New Residential Development in Austin
With Austin being such a development-focused city in recent years, there has been a lot of discussion about what impact COVID-19 will have on new developments. Will new developments continue to be pursued despite the uncertain future?
For the most part in the residential market, the answer seems to be yes.
Whisper Valley in Manor, for example, is one of the larger residential developments happening in the area and is still moving forward. According to the Austin Business Journal, the project will comprise roughly 5,000 homes, 2,500 apartments and an assortment of stores, offices and schools.
Easton Park in Southeast Austin is also continuing to move forward and is building and selling homes at a rapid pace. Current estimates indicate roughly 500 homes will be built and sold in the community this year, with another 500 expected to be built next year.
According to the City of Austin, there have been roughly 24 million residential construction-related permits issued in 2020 so far. This is more than any previous year except 2019, which had slightly over 28 million permits issued. The fact that there are still a few months left in 2020 combined with residential developers having to contend with a pandemic, temporary construction shutdown and new social distancing and worksite safety requirements, it’s impressive to see these numbers so close together.

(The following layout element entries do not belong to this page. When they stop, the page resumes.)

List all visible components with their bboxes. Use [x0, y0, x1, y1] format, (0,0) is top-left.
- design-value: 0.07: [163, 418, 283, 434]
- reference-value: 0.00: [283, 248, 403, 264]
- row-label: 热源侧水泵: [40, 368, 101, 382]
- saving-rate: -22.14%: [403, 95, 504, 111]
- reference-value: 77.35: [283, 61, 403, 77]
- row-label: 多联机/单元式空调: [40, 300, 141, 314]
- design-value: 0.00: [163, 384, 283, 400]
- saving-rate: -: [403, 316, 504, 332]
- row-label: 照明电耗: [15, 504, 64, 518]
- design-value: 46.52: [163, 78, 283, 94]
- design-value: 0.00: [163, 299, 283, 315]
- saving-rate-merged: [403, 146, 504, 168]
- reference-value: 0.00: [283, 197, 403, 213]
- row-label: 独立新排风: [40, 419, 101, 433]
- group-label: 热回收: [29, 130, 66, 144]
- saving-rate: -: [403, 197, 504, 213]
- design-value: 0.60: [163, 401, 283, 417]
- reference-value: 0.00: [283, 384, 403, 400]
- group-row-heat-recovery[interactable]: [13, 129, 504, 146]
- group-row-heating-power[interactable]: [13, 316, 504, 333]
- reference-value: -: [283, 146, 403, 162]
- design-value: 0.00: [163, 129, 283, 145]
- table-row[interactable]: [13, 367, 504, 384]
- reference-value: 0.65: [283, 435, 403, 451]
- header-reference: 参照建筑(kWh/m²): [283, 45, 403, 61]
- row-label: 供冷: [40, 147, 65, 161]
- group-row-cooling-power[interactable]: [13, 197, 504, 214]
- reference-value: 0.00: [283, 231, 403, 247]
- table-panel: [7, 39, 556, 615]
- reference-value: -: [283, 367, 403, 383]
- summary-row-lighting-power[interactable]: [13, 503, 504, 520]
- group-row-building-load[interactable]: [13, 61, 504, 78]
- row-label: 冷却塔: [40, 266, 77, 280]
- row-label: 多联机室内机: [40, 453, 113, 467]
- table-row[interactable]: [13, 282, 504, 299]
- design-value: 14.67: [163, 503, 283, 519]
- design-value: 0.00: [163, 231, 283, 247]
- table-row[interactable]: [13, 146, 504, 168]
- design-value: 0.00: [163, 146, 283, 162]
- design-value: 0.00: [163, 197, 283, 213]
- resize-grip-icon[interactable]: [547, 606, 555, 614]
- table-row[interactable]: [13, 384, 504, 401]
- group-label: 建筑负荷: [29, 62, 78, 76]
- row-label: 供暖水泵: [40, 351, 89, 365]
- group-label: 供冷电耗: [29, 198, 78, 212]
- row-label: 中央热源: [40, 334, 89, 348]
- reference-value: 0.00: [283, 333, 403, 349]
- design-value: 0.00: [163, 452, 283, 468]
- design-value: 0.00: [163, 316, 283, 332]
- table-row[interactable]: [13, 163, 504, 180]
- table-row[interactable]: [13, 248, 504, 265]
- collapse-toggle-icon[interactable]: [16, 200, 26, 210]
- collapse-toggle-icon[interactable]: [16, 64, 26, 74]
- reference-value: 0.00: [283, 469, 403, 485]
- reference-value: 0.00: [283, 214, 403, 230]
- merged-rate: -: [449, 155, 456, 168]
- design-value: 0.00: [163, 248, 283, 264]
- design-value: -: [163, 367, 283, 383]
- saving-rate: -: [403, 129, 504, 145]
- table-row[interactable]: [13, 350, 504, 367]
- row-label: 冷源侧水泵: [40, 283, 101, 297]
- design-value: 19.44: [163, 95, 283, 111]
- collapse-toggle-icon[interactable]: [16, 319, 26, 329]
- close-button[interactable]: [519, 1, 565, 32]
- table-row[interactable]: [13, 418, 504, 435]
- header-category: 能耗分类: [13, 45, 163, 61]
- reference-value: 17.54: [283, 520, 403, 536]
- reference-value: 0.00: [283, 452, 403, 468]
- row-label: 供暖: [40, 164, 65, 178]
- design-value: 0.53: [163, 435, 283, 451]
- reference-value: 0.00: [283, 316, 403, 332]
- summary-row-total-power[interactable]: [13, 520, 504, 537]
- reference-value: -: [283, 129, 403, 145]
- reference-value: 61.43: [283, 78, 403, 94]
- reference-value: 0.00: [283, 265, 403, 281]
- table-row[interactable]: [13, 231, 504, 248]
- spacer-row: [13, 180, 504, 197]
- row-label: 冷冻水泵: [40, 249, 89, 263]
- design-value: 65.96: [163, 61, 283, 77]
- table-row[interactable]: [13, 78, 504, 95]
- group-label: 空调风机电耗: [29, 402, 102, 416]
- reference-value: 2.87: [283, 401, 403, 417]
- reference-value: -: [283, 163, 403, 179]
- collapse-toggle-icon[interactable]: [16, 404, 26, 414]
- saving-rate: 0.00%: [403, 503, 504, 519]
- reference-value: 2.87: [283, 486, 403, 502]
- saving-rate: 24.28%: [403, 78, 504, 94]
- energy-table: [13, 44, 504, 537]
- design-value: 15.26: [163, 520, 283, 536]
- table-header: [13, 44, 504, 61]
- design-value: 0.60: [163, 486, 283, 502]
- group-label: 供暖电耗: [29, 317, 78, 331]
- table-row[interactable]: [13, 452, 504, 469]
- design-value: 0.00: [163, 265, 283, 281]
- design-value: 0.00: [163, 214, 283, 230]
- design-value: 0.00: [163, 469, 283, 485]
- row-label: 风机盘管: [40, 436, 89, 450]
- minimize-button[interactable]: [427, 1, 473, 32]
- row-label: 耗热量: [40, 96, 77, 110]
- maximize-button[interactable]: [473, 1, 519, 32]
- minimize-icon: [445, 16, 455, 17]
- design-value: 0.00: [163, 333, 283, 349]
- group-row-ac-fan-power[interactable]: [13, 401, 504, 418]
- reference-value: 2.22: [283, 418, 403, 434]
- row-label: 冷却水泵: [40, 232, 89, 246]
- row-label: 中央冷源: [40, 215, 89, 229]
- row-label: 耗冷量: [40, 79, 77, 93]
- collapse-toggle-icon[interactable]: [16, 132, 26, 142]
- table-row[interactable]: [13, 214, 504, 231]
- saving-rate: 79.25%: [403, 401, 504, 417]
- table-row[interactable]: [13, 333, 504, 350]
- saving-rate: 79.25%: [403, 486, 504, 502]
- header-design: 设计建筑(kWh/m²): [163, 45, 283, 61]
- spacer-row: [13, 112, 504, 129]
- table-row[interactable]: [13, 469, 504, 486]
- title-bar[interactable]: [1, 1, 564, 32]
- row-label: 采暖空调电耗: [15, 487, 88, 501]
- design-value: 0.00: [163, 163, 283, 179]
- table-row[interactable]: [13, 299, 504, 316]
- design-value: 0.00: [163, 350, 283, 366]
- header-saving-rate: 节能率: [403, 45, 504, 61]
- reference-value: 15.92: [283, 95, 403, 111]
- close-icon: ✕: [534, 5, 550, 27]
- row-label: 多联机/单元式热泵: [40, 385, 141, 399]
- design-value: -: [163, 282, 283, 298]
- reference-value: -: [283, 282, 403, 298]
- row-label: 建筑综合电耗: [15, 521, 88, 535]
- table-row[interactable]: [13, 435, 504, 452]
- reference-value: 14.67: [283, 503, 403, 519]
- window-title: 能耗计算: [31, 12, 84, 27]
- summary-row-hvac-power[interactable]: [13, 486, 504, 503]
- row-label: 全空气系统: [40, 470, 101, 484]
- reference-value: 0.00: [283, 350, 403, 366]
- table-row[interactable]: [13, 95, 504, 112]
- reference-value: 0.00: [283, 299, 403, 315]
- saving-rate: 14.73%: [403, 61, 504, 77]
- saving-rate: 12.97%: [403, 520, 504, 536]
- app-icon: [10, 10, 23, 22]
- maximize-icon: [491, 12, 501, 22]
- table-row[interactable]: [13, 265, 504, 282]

The one caveat, however, is that 14.8 million of the 24 million is made up of permits for multi-family projects that will house five or more families, which have historically been more impacted by tough economies than single-family permit numbers. It will be important to watch the volume of those permits moving into 2021 to see how much of an impact COVID-19 has had on those projects.
Overall though, residential construction appears to still be moving forward at a steady pace and should be able to alleviate some of the reduced inventory the market is seeing today.
Austin’s residential real estate market is clearly holding strong despite the challenges presented by COVID-19, and may even come out of the pandemic stronger than when it went in. Its current lack of inventory and increasing prices could create some challenges for Austin’s growing talent pool, but those temporary drawbacks likely won’t dissuade employees and the companies that employ them from choosing Austin in the long run.
As long as current and prospective homeowners continue to see Austin as one of the best cities in the country to live, work, and play, our city should have no issue continuing to attract the best talent and companies.